Un rabino sin kipá en Qatar
Caminaba por las calles de Doha con mi kipá a la vista. Corría el año 2009 y me sentía pleno. En Qatar, un país completamente islámico, la conferencia internacional sobre diálogo interreligioso nos recibía con gigantografías que nos daban la bienvenida en árabe, inglés y? ¡hebreo! Una sensación fantástica que no dejé de relatar por meses a quien quisiera escucharme.
Esta semana volví a disertar al mismo lugar y a la misma conferencia anual nuevamente en representación del Congreso Judío Latinoamericano junto con su director, Claudio Epelman. Los carteles seguían allí, pero estaban escritos solamente en dos idiomas. Y antes de salir en grupo a recorrer un precioso mercado árabe, la gente de la organización me recomendó -por una mera cuestión de seguridad y con sumo afecto- que me quitara la kipá para el paseo.
Sentí una gran decepción, pero lentamente esa sensación se fue tornando en una comprobación más de que la mayoría de los líderes religiosos estamos recorriendo un camino que parecería no tener vuelta atrás, y que es aquel que honra a cada una de nuestras tradiciones y, por ende, la idea de lo divino. Me refiero al diálogo honesto y al pluralismo, dos elementos que inexorablemente precisan del reconocimiento del prójimo y del diferente como una bendición, más que como una amenaza.
Parece ser que, al igual que sucede en varios y disímiles ámbitos, también en lo interreligioso todo avance genera simultáneamente fuerzas que intentan repeler tales progresos.
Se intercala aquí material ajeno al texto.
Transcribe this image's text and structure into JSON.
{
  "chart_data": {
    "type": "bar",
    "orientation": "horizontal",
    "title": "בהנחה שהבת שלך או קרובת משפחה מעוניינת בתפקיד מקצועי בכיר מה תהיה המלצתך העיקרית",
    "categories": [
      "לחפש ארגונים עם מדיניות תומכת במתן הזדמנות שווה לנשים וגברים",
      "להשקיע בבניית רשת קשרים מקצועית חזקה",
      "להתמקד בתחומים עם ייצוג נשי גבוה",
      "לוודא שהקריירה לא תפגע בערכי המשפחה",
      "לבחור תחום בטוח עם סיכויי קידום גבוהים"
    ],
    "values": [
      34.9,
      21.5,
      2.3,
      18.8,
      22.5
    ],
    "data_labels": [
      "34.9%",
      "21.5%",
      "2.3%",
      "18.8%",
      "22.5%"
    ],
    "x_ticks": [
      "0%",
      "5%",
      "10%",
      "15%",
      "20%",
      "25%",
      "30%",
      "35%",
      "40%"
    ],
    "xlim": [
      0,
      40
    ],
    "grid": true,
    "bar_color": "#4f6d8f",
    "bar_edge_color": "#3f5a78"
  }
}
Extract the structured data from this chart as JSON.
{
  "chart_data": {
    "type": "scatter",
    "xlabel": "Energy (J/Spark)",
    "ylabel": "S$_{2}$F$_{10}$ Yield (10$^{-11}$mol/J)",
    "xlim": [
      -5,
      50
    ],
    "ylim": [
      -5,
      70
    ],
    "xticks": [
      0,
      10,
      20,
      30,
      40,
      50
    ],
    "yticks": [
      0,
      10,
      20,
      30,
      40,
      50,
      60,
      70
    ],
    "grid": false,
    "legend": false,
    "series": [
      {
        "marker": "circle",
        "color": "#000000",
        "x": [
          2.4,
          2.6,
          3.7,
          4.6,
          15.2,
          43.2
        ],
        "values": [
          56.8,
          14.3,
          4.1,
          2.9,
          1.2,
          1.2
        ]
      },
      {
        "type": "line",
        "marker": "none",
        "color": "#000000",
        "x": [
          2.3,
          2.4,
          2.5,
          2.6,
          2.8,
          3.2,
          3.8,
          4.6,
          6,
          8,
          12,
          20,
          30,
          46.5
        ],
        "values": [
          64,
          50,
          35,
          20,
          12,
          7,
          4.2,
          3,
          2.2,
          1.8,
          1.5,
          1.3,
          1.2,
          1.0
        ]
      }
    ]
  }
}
Así fue señalado a lo largo de la misma conferencia -de distintos modos y con distintas intensidades- en las diversas voces con tono islámico, cristiano y judío.
Es claro que aquello que trasunta los estrados y pasillos de una convención o un concilio no se traslada de inmediato al espacio público, pero evidentemente va haciendo mella.
Algo similar ocurre con los gestos, que -a pesar de ser tan sólo eso- a veces tienen una capacidad de influencia mucho más elevada que años y años de diálogo.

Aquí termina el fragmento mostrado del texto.